DiffVLA builds upon NAVSIM to enable
diffusion-driven end-to-end policy learning for language-conditioned autonomous driving.
This repository integrates pseudo-simulation from NAVSIM with diffusion-based trajectory generation.
We are keep working on E2E models and we will keep update the latest work list here:
[FlowDrive: Energy Flow Field for End-to-End Autonomous Driving] |
[IRL-VLA: Training an Vision-Language-Action Policy via Reward World Model] |
The image backbone is from https://github.com/youngwanLEE/vovnet-detectron2 Please download the weights of VoV99 net in the upper repo.
Please update the following parameters in
navsim/agents/diffvla/diffvla_config.py:
| Parameter | Description |
|---|
| pdm_pkl_path | Path to your PDM GT files. |
| num_voc | Different number of trajectory vocabs. |
| plan_anchor_path | Path to the anchor files used for trajectory planning. |
| with_vlm | Define with or without meta action cmd from VLM. |
Example:
pdm_file_path = "diffvla_data_exp/pdm_scores_8192" num_voc = 8192 plan_anchor_path = "diffvla_data_exp/planning_vb/trajectory_anchors_8192.npy" with_vlm = True
In the new version, the trajectory head has been replaced with a reward-based transformer head.
Please ensure that:
The active trajectory head is switched to navsim/agents/diffvla/trajectory_head_reward.py
The model definition file navsim/agents/diffvla/transfuser_model.py has been updated to use the transformer-based trajectory head.
Make sure all paths in configuration files are absolute or relative to the project root.
Cached or generated training data should be excluded via .gitignore.
Below is a recommended structure to extend this guide later:
Run the following command to define env, cache dataset and start training:
bash diffvla_env.sh bash cache_dataset_diffvla.sh bash train_diffvla.sh
Edit train_diffvla.sh to the specify dataset cache path, GPUs, and hyperparameters. For 8 * H20 (Chinese limited edition of H100 which is more than 2 times slower than H100) GPUs , the training will takes 45min*30 to finish.
To evaluate the agent, one must create metric cache 1st. Run the cache script:
bash metric_cache.sh
You can define your interested data set for evaluation such as navtest or navhard two stage. The default is set to navhard two stage.
We offer a fast evaluation script to test the model duo to the original test scripts from NAVSIM are too slow (30 min vs 2 hour).
Run the evaluation script:
bash fast_test.sh
Edit fast_test.sh to the specific CACHE_PATH, CKPT, EXP_NAME, EXP_ID and AGENT
Evaluation results will be saved in the results/ directory by default.
Please notice that the fast test script will have EPDM scores slightly differ from the original evaluation script the difference related scores between official evaluation scirpt and the fast test script is less than 0.25%.
The released version has some modifications compared to the paper on arXiv:
- The trajectory head has been updated from Diffusion Drive to a self-developed Transformer-based Trajectory Head.

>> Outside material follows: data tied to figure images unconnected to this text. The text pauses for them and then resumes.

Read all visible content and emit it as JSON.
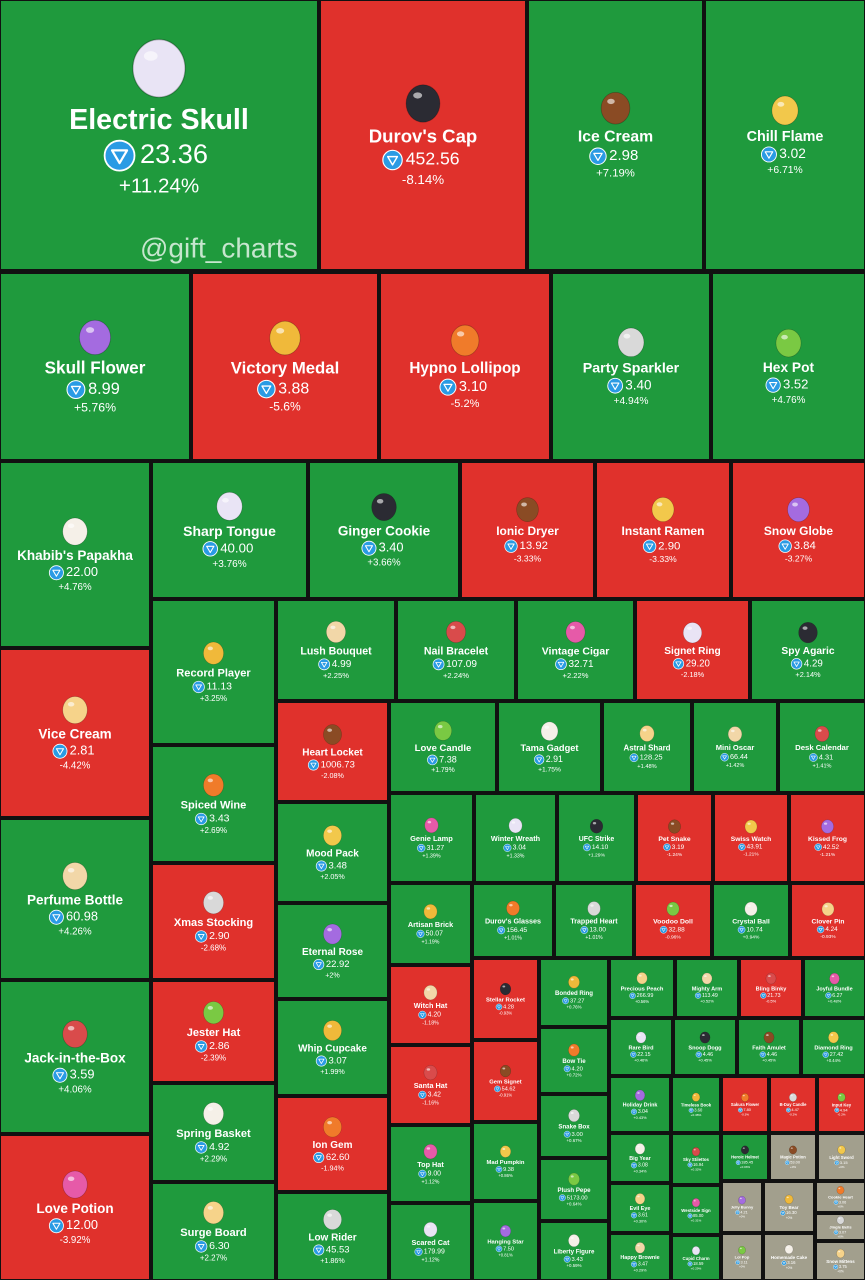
{
  "watermark": "@gift_charts",
  "tiles": [
    {
      "name": "Electric Skull",
      "price": "23.36",
      "change": "+11.24%"
    },
    {
      "name": "Durov's Cap",
      "price": "452.56",
      "change": "-8.14%"
    },
    {
      "name": "Ice Cream",
      "price": "2.98",
      "change": "+7.19%"
    },
    {
      "name": "Chill Flame",
      "price": "3.02",
      "change": "+6.71%"
    },
    {
      "name": "Skull Flower",
      "price": "8.99",
      "change": "+5.76%"
    },
    {
      "name": "Victory Medal",
      "price": "3.88",
      "change": "-5.6%"
    },
    {
      "name": "Hypno Lollipop",
      "price": "3.10",
      "change": "-5.2%"
    },
    {
      "name": "Party Sparkler",
      "price": "3.40",
      "change": "+4.94%"
    },
    {
      "name": "Hex Pot",
      "price": "3.52",
      "change": "+4.76%"
    },
    {
      "name": "Khabib's Papakha",
      "price": "22.00",
      "change": "+4.76%"
    },
    {
      "name": "Vice Cream",
      "price": "2.81",
      "change": "-4.42%"
    },
    {
      "name": "Perfume Bottle",
      "price": "60.98",
      "change": "+4.26%"
    },
    {
      "name": "Jack-in-the-Box",
      "price": "3.59",
      "change": "+4.06%"
    },
    {
      "name": "Love Potion",
      "price": "12.00",
      "change": "-3.92%"
    },
    {
      "name": "Sharp Tongue",
      "price": "40.00",
      "change": "+3.76%"
    },
    {
      "name": "Ginger Cookie",
      "price": "3.40",
      "change": "+3.66%"
    },
    {
      "name": "Ionic Dryer",
      "price": "13.92",
      "change": "-3.33%"
    },
    {
      "name": "Instant Ramen",
      "price": "2.90",
      "change": "-3.33%"
    },
    {
      "name": "Snow Globe",
      "price": "3.84",
      "change": "-3.27%"
    },
    {
      "name": "Record Player",
      "price": "11.13",
      "change": "+3.25%"
    },
    {
      "name": "Spiced Wine",
      "price": "3.43",
      "change": "+2.69%"
    },
    {
      "name": "Xmas Stocking",
      "price": "2.90",
      "change": "-2.68%"
    },
    {
      "name": "Jester Hat",
      "price": "2.86",
      "change": "-2.39%"
    },
    {
      "name": "Spring Basket",
      "price": "4.92",
      "change": "+2.29%"
    },
    {
      "name": "Surge Board",
      "price": "6.30",
      "change": "+2.27%"
    },
    {
      "name": "Lush Bouquet",
      "price": "4.99",
      "change": "+2.25%"
    },
    {
      "name": "Nail Bracelet",
      "price": "107.09",
      "change": "+2.24%"
    },
    {
      "name": "Vintage Cigar",
      "price": "32.71",
      "change": "+2.22%"
    },
    {
      "name": "Signet Ring",
      "price": "29.20",
      "change": "-2.18%"
    },
    {
      "name": "Spy Agaric",
      "price": "4.29",
      "change": "+2.14%"
    },
    {
      "name": "Heart Locket",
      "price": "1006.73",
      "change": "-2.08%"
    },
    {
      "name": "Mood Pack",
      "price": "3.48",
      "change": "+2.05%"
    },
    {
      "name": "Eternal Rose",
      "price": "22.92",
      "change": "+2%"
    },
    {
      "name": "Whip Cupcake",
      "price": "3.07",
      "change": "+1.99%"
    },
    {
      "name": "Ion Gem",
      "price": "62.60",
      "change": "-1.94%"
    },
    {
      "name": "Low Rider",
      "price": "45.53",
      "change": "+1.86%"
    },
    {
      "name": "Love Candle",
      "price": "7.38",
      "change": "+1.79%"
    },
    {
      "name": "Tama Gadget",
      "price": "2.91",
      "change": "+1.75%"
    },
    {
      "name": "Astral Shard",
      "price": "128.25",
      "change": "+1.48%"
    },
    {
      "name": "Mini Oscar",
      "price": "66.44",
      "change": "+1.42%"
    },
    {
      "name": "Desk Calendar",
      "price": "4.31",
      "change": "+1.41%"
    },
    {
      "name": "Genie Lamp",
      "price": "31.27",
      "change": "+1.39%"
    },
    {
      "name": "Winter Wreath",
      "price": "3.04",
      "change": "+1.33%"
    },
    {
      "name": "UFC Strike",
      "price": "14.10",
      "change": "+1.29%"
    },
    {
      "name": "Pet Snake",
      "price": "3.19",
      "change": "-1.24%"
    },
    {
      "name": "Swiss Watch",
      "price": "43.91",
      "change": "-1.21%"
    },
    {
      "name": "Kissed Frog",
      "price": "42.52",
      "change": "-1.21%"
    },
    {
      "name": "Artisan Brick",
      "price": "50.07",
      "change": "+1.19%"
    },
    {
      "name": "Durov's Glasses",
      "price": "156.45",
      "change": "+1.01%"
    },
    {
      "name": "Trapped Heart",
      "price": "13.00",
      "change": "+1.01%"
    },
    {
      "name": "Voodoo Doll",
      "price": "32.88",
      "change": "-0.96%"
    },
    {
      "name": "Crystal Ball",
      "price": "10.74",
      "change": "+0.94%"
    },
    {
      "name": "Clover Pin",
      "price": "4.24",
      "change": "-0.93%"
    },
    {
      "name": "Witch Hat",
      "price": "4.20",
      "change": "-1.18%"
    },
    {
      "name": "Santa Hat",
      "price": "3.42",
      "change": "-1.16%"
    },
    {
      "name": "Top Hat",
      "price": "9.00",
      "change": "+1.12%"
    },
    {
      "name": "Scared Cat",
      "price": "179.99",
      "change": "+1.12%"
    },
    {
      "name": "Stellar Rocket",
      "price": "4.28",
      "change": "-0.93%"
    },
    {
      "name": "Gem Signet",
      "price": "54.62",
      "change": "-0.91%"
    },
    {
      "name": "Mad Pumpkin",
      "price": "9.38",
      "change": "+0.86%"
    },
    {
      "name": "Hanging Star",
      "price": "7.50",
      "change": "+0.81%"
    },
    {
      "name": "Bonded Ring",
      "price": "37.27",
      "change": "+0.76%"
    },
    {
      "name": "Bow Tie",
      "price": "4.20",
      "change": "+0.72%"
    },
    {
      "name": "Snake Box",
      "price": "3.00",
      "change": "+0.67%"
    },
    {
      "name": "Plush Pepe",
      "price": "5173.00",
      "change": "+0.64%"
    },
    {
      "name": "Liberty Figure",
      "price": "3.43",
      "change": "+0.59%"
    },
    {
      "name": "Precious Peach",
      "price": "266.99",
      "change": "+0.56%"
    },
    {
      "name": "Mighty Arm",
      "price": "113.49",
      "change": "+0.52%"
    },
    {
      "name": "Bling Binky",
      "price": "21.73",
      "change": "-0.5%"
    },
    {
      "name": "Joyful Bundle",
      "price": "6.27",
      "change": "+0.48%"
    },
    {
      "name": "Rare Bird",
      "price": "22.15",
      "change": "+0.46%"
    },
    {
      "name": "Snoop Dogg",
      "price": "4.46",
      "change": "+0.45%"
    },
    {
      "name": "Faith Amulet",
      "price": "4.46",
      "change": "+0.45%"
    },
    {
      "name": "Diamond Ring",
      "price": "27.42",
      "change": "+0.44%"
    },
    {
      "name": "Holiday Drink",
      "price": "3.04",
      "change": "+0.43%"
    },
    {
      "name": "Timeless Book",
      "price": "3.60",
      "change": "+0.38%"
    },
    {
      "name": "Sakura Flower",
      "price": "7.80",
      "change": "-0.3%"
    },
    {
      "name": "B-Day Candle",
      "price": "4.47",
      "change": "-0.2%"
    },
    {
      "name": "Input Key",
      "price": "4.94",
      "change": "-0.2%"
    },
    {
      "name": "Big Year",
      "price": "3.08",
      "change": "+0.34%"
    },
    {
      "name": "Evil Eye",
      "price": "3.61",
      "change": "+0.30%"
    },
    {
      "name": "Happy Brownie",
      "price": "3.47",
      "change": "+0.29%"
    },
    {
      "name": "Sky Stilettos",
      "price": "16.94",
      "change": "+0.32%"
    },
    {
      "name": "Westside Sign",
      "price": "85.00",
      "change": "+0.31%"
    },
    {
      "name": "Cupid Charm",
      "price": "18.59",
      "change": "+0.29%"
    },
    {
      "name": "Heroic Helmet",
      "price": "185.45",
      "change": "+0.03%"
    },
    {
      "name": "Magic Potion",
      "price": "53.00",
      "change": "+0%"
    },
    {
      "name": "Light Sword",
      "price": "3.15",
      "change": "+0%"
    },
    {
      "name": "Jelly Bunny",
      "price": "4.21",
      "change": "+0%"
    },
    {
      "name": "Toy Bear",
      "price": "16.30",
      "change": "+0%"
    },
    {
      "name": "Cookie Heart",
      "price": "3.06",
      "change": "+0%"
    },
    {
      "name": "Jingle Bells",
      "price": "3.07",
      "change": "+0%"
    },
    {
      "name": "Lol Pop",
      "price": "3.11",
      "change": "+0%"
    },
    {
      "name": "Homemade Cake",
      "price": "3.16",
      "change": "+0%"
    },
    {
      "name": "Snow Mittens",
      "price": "3.75",
      "change": "+0%"
    }
  ]
}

- A reward loss derived from multiple EPDM sub-metrics has been introduced to guide training.
The current DiffVLA training requires EPDM scores for the trajectory vocabulary defined in your model. We provide a Python script to generate EPDM scores and save them as .pkl files (named with tokens for each training sample).
Run: python navsim/misc/gen_multi_trajs_pdm_score_ours.py
Please update parameters inside navsim/misc/gen_multi_trajs_pdm_score_ours.py, such as metric cache paths, output directories, and vocabulary file paths.